The company’s new report Australian Construction Outlook 2011 — Residential Building concludes that the next upturn will peak in 2012/13, at a level well below previous cyclical peaks, cementing an undersupply of dwellings in Australia for the next decade.

Modest residential building upturn

Macromonitor predicts weak property price growth and flagging investor interest will undermine the strength and duration of the next upturn in residential building.

The report’s author, consultant Jason Tyrrell, says: “Stronger growth in the early part of the upturn will lead to a flatter cycle in residential property prices, compared with the usual cycle where price growth is strongest as the upturn nears a peak. We believe price growth in most markets will be limited to household income growth, and this will subdue investor exuberance”.

Accordingly, the research outfit does not anticipate a fully fledged residential building boom.

“A lack of speculative development will limit new construction to below the 2003/04 peak” says Tyrrell.

“With gross rental yields remaining below six per cent in most states, interest rates of over eight per cent will significantly impact on investor confidence. Expectation of capital gain would need to be above five per cent per annum in real terms to trigger a wave of demand, and this level of capital growth is unlikely”.

“In a strengthening economy, equity markets will offer better returns for investors. Also, lending constraints, whilst gradually easing, will remain tighter than the conditions which characterised the 2003/04 peak in residential investment.”

Macromonitor is forecasting two years of growth in residential building in Australia during 2011/12 and 2012/13, reaching a peak of 170,200 dwellings commenced. Importantly, this upturn is only expected to occur in the states which are affected by stock shortage - New South Wales, Queensland, Western Australia and the Northern Territory.

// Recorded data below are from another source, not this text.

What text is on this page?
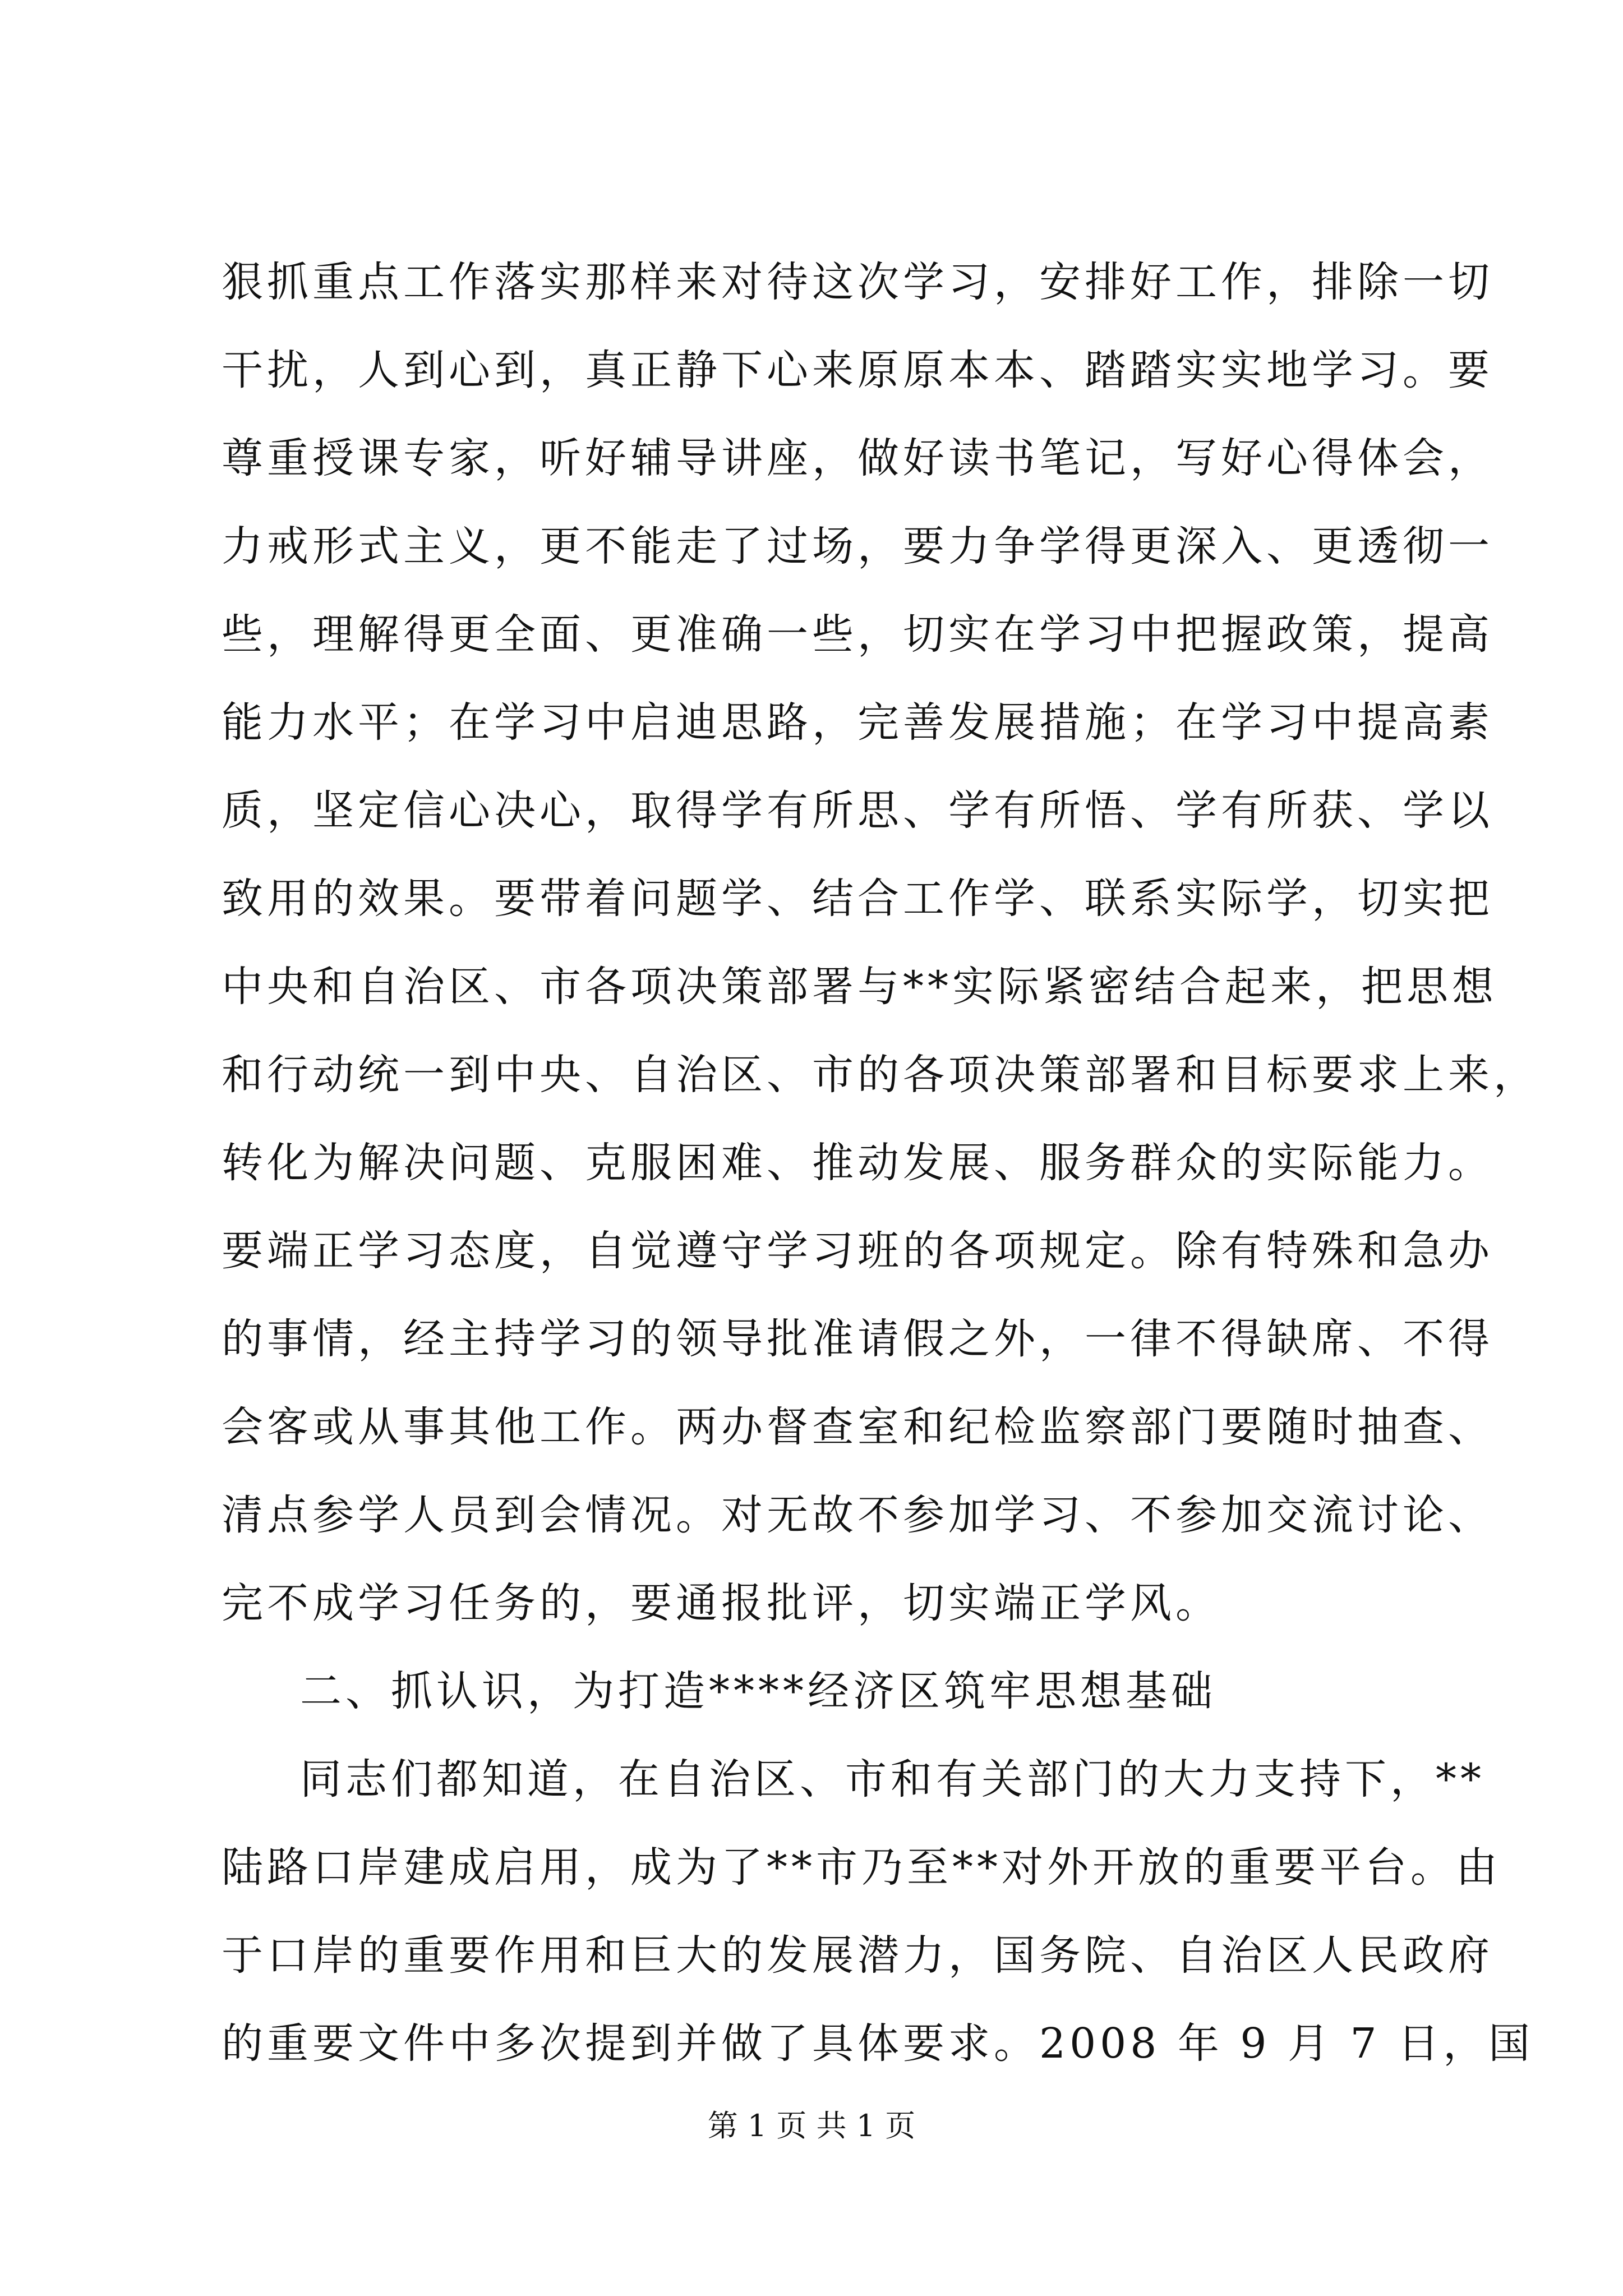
狠抓重点工作落实那样来对待这次学习，安排好工作，排除一切
干扰，人到心到，真正静下心来原原本本、踏踏实实地学习。要
尊重授课专家，听好辅导讲座，做好读书笔记，写好心得体会，
力戒形式主义，更不能走了过场，要力争学得更深入、更透彻一
些，理解得更全面、更准确一些，切实在学习中把握政策，提高
能力水平；在学习中启迪思路，完善发展措施；在学习中提高素
质，坚定信心决心，取得学有所思、学有所悟、学有所获、学以
致用的效果。要带着问题学、结合工作学、联系实际学，切实把
中央和自治区、市各项决策部署与**实际紧密结合起来，把思想
和行动统一到中央、自治区、市的各项决策部署和目标要求上来，
转化为解决问题、克服困难、推动发展、服务群众的实际能力。
要端正学习态度，自觉遵守学习班的各项规定。除有特殊和急办
的事情，经主持学习的领导批准请假之外，一律不得缺席、不得
会客或从事其他工作。两办督查室和纪检监察部门要随时抽查、
清点参学人员到会情况。对无故不参加学习、不参加交流讨论、
完不成学习任务的，要通报批评，切实端正学风。
二、抓认识，为打造****经济区筑牢思想基础
同志们都知道，在自治区、市和有关部门的大力支持下，**
陆路口岸建成启用，成为了**市乃至**对外开放的重要平台。由
于口岸的重要作用和巨大的发展潜力，国务院、自治区人民政府
的重要文件中多次提到并做了具体要求。2008 年 9 月 7 日，国
第 1 页 共 1 页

The company then expects the combination of activity running above underlying demand and high interest rates to lead to another decline in activity during 2013/14 and 2014/15.

The long-term forecast is for a gradual reduction in the dwelling shortage, largely due to adjustments in household formation behaviour, alterations in the allocation of migration between the states and territories, and an increased preference for higher density dwellings.

Underlying demand

Macromonitor estimates that underlying demand in Australia is currently averaging 173,000 dwellings per annum (this is an estimate of average annual underlying demand for the period 2006 to 2011).

Tyrrel says: “Our analysis indicates that underlying demand for individual years peaked at 196,300 in 2008/09 and is expected to drop back to 144,400 in 2010/11.”

Flood and cyclone impact

The extra amount of residential activity in the forecasts as a result of the recent floods in Queensland, as well as Cyclone Yasi, is about 3,500 additional dwellings commenced. Most of the work undertaken throughout 2011, as a result of the floods, will be repairs and the rebuilding of existing premises. Almost 30,000 houses are estimated to have been impacted.